ADIN n. 166.707-0/9-00
Requerente: Prefeito do Município de Bauru
Objeto: Lei Municipal
n. 5.390, de 30 de agosto de 2006.
Ementa: São de iniciativa reservada do Poder
Executivo os projetos de lei que criem novos eventos oficiais no calendário
municipal.
Inconstitucionalidade
de lei, de iniciativa parlamentar, criando o “Dia da Marcha para Jesus” no
município de Bauru.
Excelentíssimo Senhor Desembargador Relator.

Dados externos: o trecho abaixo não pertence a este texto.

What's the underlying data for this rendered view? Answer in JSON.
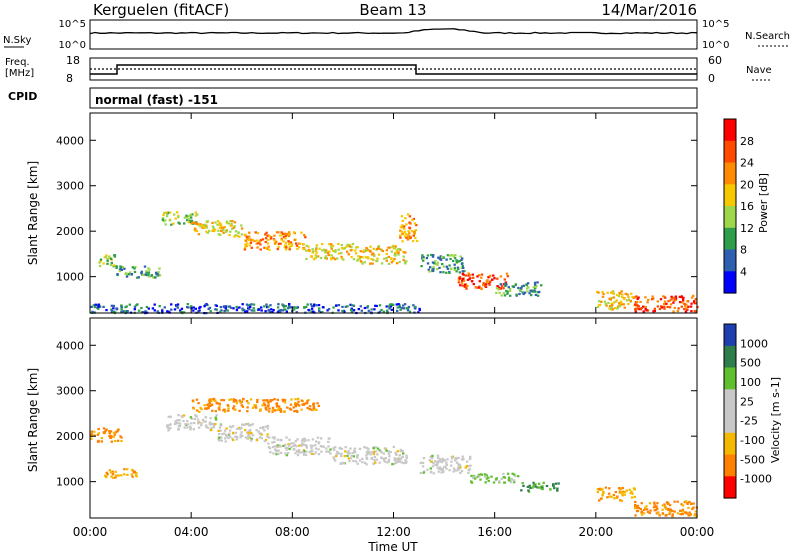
{
  "header": {
    "station": "Kerguelen (fitACF)",
    "beam": "Beam 13",
    "date": "14/Mar/2016"
  },
  "status_panels": {
    "nsky_label": "N.Sky",
    "nsky_ticks": [
      "10^5",
      "10^0"
    ],
    "nsearch_label": "N.Search",
    "nsearch_ticks": [
      "10^5",
      "10^0"
    ],
    "freq_label_1": "Freq.",
    "freq_label_2": "[MHz]",
    "freq_ticks": [
      "18",
      "8"
    ],
    "nave_label": "Nave",
    "nave_ticks": [
      "60",
      "0"
    ],
    "cpid_label": "CPID",
    "cpid_value": "normal (fast) -151"
  },
  "chart_data": [
    {
      "type": "heatmap",
      "quantity": "Power",
      "ylabel": "Slant Range [km]",
      "yticks": [
        "4000",
        "3000",
        "2000",
        "1000"
      ],
      "ylim": [
        200,
        4600
      ],
      "colorbar_label": "Power [dB]",
      "colorbar_ticks": [
        "28",
        "24",
        "20",
        "16",
        "12",
        "8",
        "4"
      ],
      "colorbar_colors": [
        "#ff0000",
        "#ff4a00",
        "#ff8c00",
        "#f5c800",
        "#9ed84a",
        "#2f9e4a",
        "#2e5fb0",
        "#0000ff"
      ],
      "bands": [
        {
          "x": [
            0.2,
            1.0
          ],
          "y": [
            1250,
            1500
          ],
          "level": 14
        },
        {
          "x": [
            1.0,
            2.8
          ],
          "y": [
            1000,
            1250
          ],
          "level": 10
        },
        {
          "x": [
            2.8,
            4.2
          ],
          "y": [
            2150,
            2450
          ],
          "level": 16
        },
        {
          "x": [
            4.0,
            6.0
          ],
          "y": [
            1900,
            2250
          ],
          "level": 18
        },
        {
          "x": [
            6.0,
            8.5
          ],
          "y": [
            1600,
            2000
          ],
          "level": 22
        },
        {
          "x": [
            8.5,
            10.5
          ],
          "y": [
            1400,
            1750
          ],
          "level": 18
        },
        {
          "x": [
            10.5,
            12.5
          ],
          "y": [
            1300,
            1700
          ],
          "level": 20
        },
        {
          "x": [
            12.2,
            12.9
          ],
          "y": [
            1800,
            2400
          ],
          "level": 24
        },
        {
          "x": [
            13.0,
            14.8
          ],
          "y": [
            1100,
            1500
          ],
          "level": 12
        },
        {
          "x": [
            14.5,
            16.5
          ],
          "y": [
            750,
            1100
          ],
          "level": 26
        },
        {
          "x": [
            16.0,
            17.8
          ],
          "y": [
            600,
            900
          ],
          "level": 12
        },
        {
          "x": [
            20.0,
            21.5
          ],
          "y": [
            300,
            700
          ],
          "level": 20
        },
        {
          "x": [
            21.5,
            24.0
          ],
          "y": [
            250,
            600
          ],
          "level": 28
        },
        {
          "x": [
            0.0,
            13.0
          ],
          "y": [
            220,
            420
          ],
          "level": 6
        }
      ]
    },
    {
      "type": "heatmap",
      "quantity": "Velocity",
      "ylabel": "Slant Range [km]",
      "yticks": [
        "4000",
        "3000",
        "2000",
        "1000"
      ],
      "ylim": [
        200,
        4600
      ],
      "xlabel": "Time UT",
      "xticks": [
        "00:00",
        "04:00",
        "08:00",
        "12:00",
        "16:00",
        "20:00",
        "00:00"
      ],
      "xlim": [
        0,
        24
      ],
      "colorbar_label": "Velocity [m s-1]",
      "colorbar_ticks": [
        "1000",
        "500",
        "100",
        "25",
        "-25",
        "-100",
        "-500",
        "-1000"
      ],
      "colorbar_colors": [
        "#1f3fb0",
        "#2e7d4a",
        "#5fbf2f",
        "#c8c8c8",
        "#c8c8c8",
        "#f5b800",
        "#ff8000",
        "#ff0000"
      ],
      "bands": [
        {
          "x": [
            0.0,
            1.2
          ],
          "y": [
            1900,
            2200
          ],
          "level": -500
        },
        {
          "x": [
            0.5,
            1.8
          ],
          "y": [
            1100,
            1300
          ],
          "level": -100
        },
        {
          "x": [
            3.0,
            5.0
          ],
          "y": [
            2150,
            2500
          ],
          "level": 0
        },
        {
          "x": [
            5.0,
            7.0
          ],
          "y": [
            1900,
            2300
          ],
          "level": 0
        },
        {
          "x": [
            7.0,
            9.5
          ],
          "y": [
            1600,
            2000
          ],
          "level": 0
        },
        {
          "x": [
            9.5,
            12.5
          ],
          "y": [
            1400,
            1800
          ],
          "level": 0
        },
        {
          "x": [
            4.0,
            9.0
          ],
          "y": [
            2550,
            2850
          ],
          "level": -500
        },
        {
          "x": [
            13.0,
            15.0
          ],
          "y": [
            1200,
            1600
          ],
          "level": 0
        },
        {
          "x": [
            15.0,
            17.0
          ],
          "y": [
            1000,
            1200
          ],
          "level": 100
        },
        {
          "x": [
            17.0,
            18.5
          ],
          "y": [
            800,
            1000
          ],
          "level": 500
        },
        {
          "x": [
            21.5,
            24.0
          ],
          "y": [
            250,
            600
          ],
          "level": -500
        },
        {
          "x": [
            20.0,
            21.5
          ],
          "y": [
            600,
            900
          ],
          "level": -100
        }
      ]
    }
  ]
}
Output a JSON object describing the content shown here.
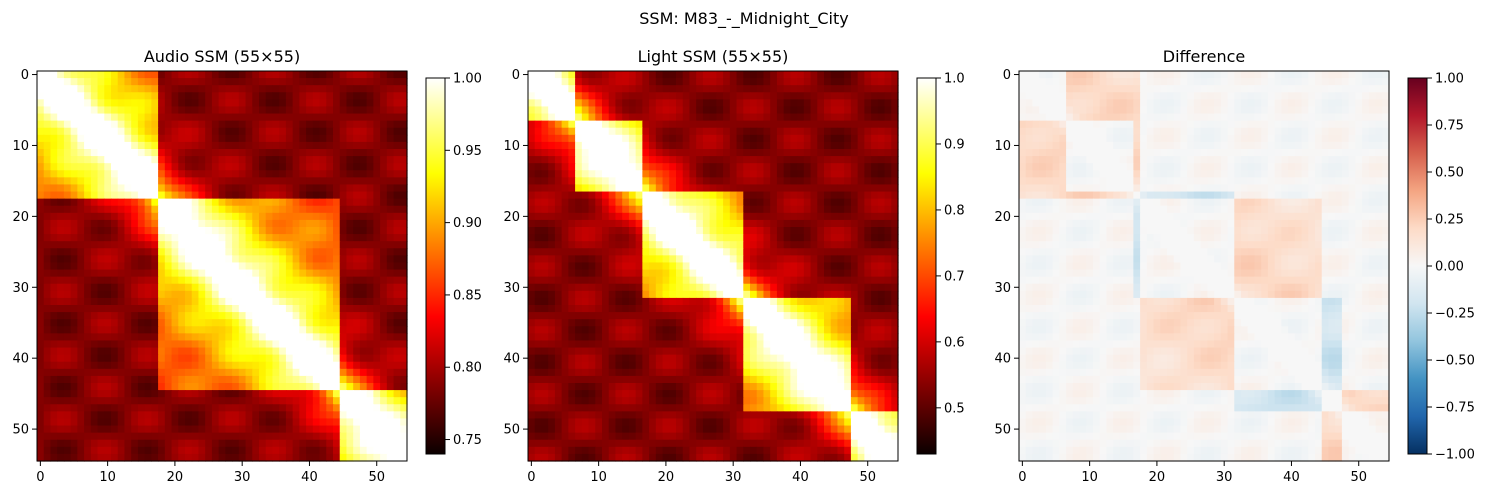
{
  "suptitle": "SSM: M83_-_Midnight_City",
  "chart_data": [
    {
      "type": "heatmap",
      "title": "Audio SSM (55×55)",
      "rows": 55,
      "cols": 55,
      "colormap": "hot",
      "vmin": 0.74,
      "vmax": 1.0,
      "xticks": [
        "0",
        "10",
        "20",
        "30",
        "40",
        "50"
      ],
      "yticks": [
        "0",
        "10",
        "20",
        "30",
        "40",
        "50"
      ],
      "colorbar_ticks": [
        {
          "value": 0.75,
          "label": "0.75"
        },
        {
          "value": 0.8,
          "label": "0.80"
        },
        {
          "value": 0.85,
          "label": "0.85"
        },
        {
          "value": 0.9,
          "label": "0.90"
        },
        {
          "value": 0.95,
          "label": "0.95"
        },
        {
          "value": 1.0,
          "label": "1.00"
        }
      ],
      "segments": [
        0,
        18,
        45,
        55
      ]
    },
    {
      "type": "heatmap",
      "title": "Light SSM (55×55)",
      "rows": 55,
      "cols": 55,
      "colormap": "hot",
      "vmin": 0.43,
      "vmax": 1.0,
      "xticks": [
        "0",
        "10",
        "20",
        "30",
        "40",
        "50"
      ],
      "yticks": [
        "0",
        "10",
        "20",
        "30",
        "40",
        "50"
      ],
      "colorbar_ticks": [
        {
          "value": 0.5,
          "label": "0.5"
        },
        {
          "value": 0.6,
          "label": "0.6"
        },
        {
          "value": 0.7,
          "label": "0.7"
        },
        {
          "value": 0.8,
          "label": "0.8"
        },
        {
          "value": 0.9,
          "label": "0.9"
        },
        {
          "value": 1.0,
          "label": "1.0"
        }
      ],
      "segments": [
        0,
        7,
        17,
        32,
        48,
        55
      ]
    },
    {
      "type": "heatmap",
      "title": "Difference",
      "rows": 55,
      "cols": 55,
      "colormap": "RdBu_r",
      "vmin": -1.0,
      "vmax": 1.0,
      "xticks": [
        "0",
        "10",
        "20",
        "30",
        "40",
        "50"
      ],
      "yticks": [
        "0",
        "10",
        "20",
        "30",
        "40",
        "50"
      ],
      "colorbar_ticks": [
        {
          "value": -1.0,
          "label": "−1.00"
        },
        {
          "value": -0.75,
          "label": "−0.75"
        },
        {
          "value": -0.5,
          "label": "−0.50"
        },
        {
          "value": -0.25,
          "label": "−0.25"
        },
        {
          "value": 0.0,
          "label": "0.00"
        },
        {
          "value": 0.25,
          "label": "0.25"
        },
        {
          "value": 0.5,
          "label": "0.50"
        },
        {
          "value": 0.75,
          "label": "0.75"
        },
        {
          "value": 1.0,
          "label": "1.00"
        }
      ]
    }
  ]
}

Egrégio Tribunal de Justiça.
1. Cuida-se de
ação direta objetivando a declaração de inconstitucionalidade do art. 3º da Lei
nº 5.390, de 30 de agosto de 2006, do
município de Bauru, que “institui, no
calendário oficial de eventos do município, o ‘Dia da Marcha para Jesus’, a ser
comemorado anualmente no primeiro sábado do mês de agosto.
Argumenta
o requerente, Prefeito Municipal, que
houve usurpação de iniciativa a ele reservada, criando-se nova atribuição para
órgãos da administração e despesas sem previsão orçamentária, estabelecendo
critérios que vincularam o Município a evento religioso; apontando como violados os arts. 5º. 74, inciso VI e 90, inciso II, da Constituição Estadual.
Foi
concedida liminar pelo eminente Desembargador Penteado Navarro, suspendendo a vigência e a eficácia do art. 3º
da lei impugnada (fls. 17/19).
A
Câmara Municipal prestou informações (fls. 32/33), sustentando a validade da
lei.
Absteve-se
de manifestação sobre o mérito o Procurador-Geral do Estado (fls. 28/30).
2. A
lei n. 5.390, de 30 de agosto de 2006 originou-se de projeto de autoria do
vereador Primo Alexandre Mangialardo (v. fls. 15). Nisto já reside uma primeira
inconstitucionalidade, pois somente ao
Chefe do Poder Executivo assiste a iniciativa de leis que criem – como é o caso
– obrigações e deveres para órgãos da administração, conforme dispõe o art. 47,
inc. II da Constituição Estadual, de aplicação extensiva aos municípios,
consoante o art. 144 da mesma Carta.
Ao
criar a “Marcha para Jesus”, inserindo-a no calendário oficial do município e
determinando inclusive a data de realização, o Legislativo local impôs ao
Executivo uma atividade que se desdobra em inúmeras tarefas, desde a definição
do local, obras de infra-estrutura (som, iluminação, divulgação, acomodação
para o público, organização do trânsito, serviços ambulatoriais, segurança
etc.).
Invadiu-se
claramente o comando da administração pública, de alçada exclusiva do Prefeito, violando-se a prerrogativa deste em analisar a
conveniência e oportunidade das providências que a lei quis determinar. Bem por isso, a matéria somente poderia
objeto de tramitação legislativa por proposta do próprio Chefe do Poder
Executivo.
3. Como já
proclamou esse Egrégio Plenário,
“Ao
executivo haverá de caber sempre o exercício de atos que impliquem no gerir as
atividades municipais. Terá, também,
evidentemente, a iniciativa das leis que lhe propiciem a boa execução dos
trabalhos que lhe são atribuídos.
Quando a Câmara Municipal, o órgão meramente legislativo, pretende
intervir na forma pela qual se dará esse gerenciamento, está a usurpar funções
que são de incumbência do Prefeito”
(Adin n. 53.583-0, rel. Des. Fonseca Tavares).
Sobre
a matéria, ensina Hely Lopes Meirelles:
“Em
princípio, o prefeito pode praticar os atos de administração ordinária
independentemente de autorização especial da Câmara. Por atos de administração
ordinária entendem-se todos aqueles que visem à conservação, ampliação ou
aperfeiçoamento dos bens, rendas ou serviços públicos. (...)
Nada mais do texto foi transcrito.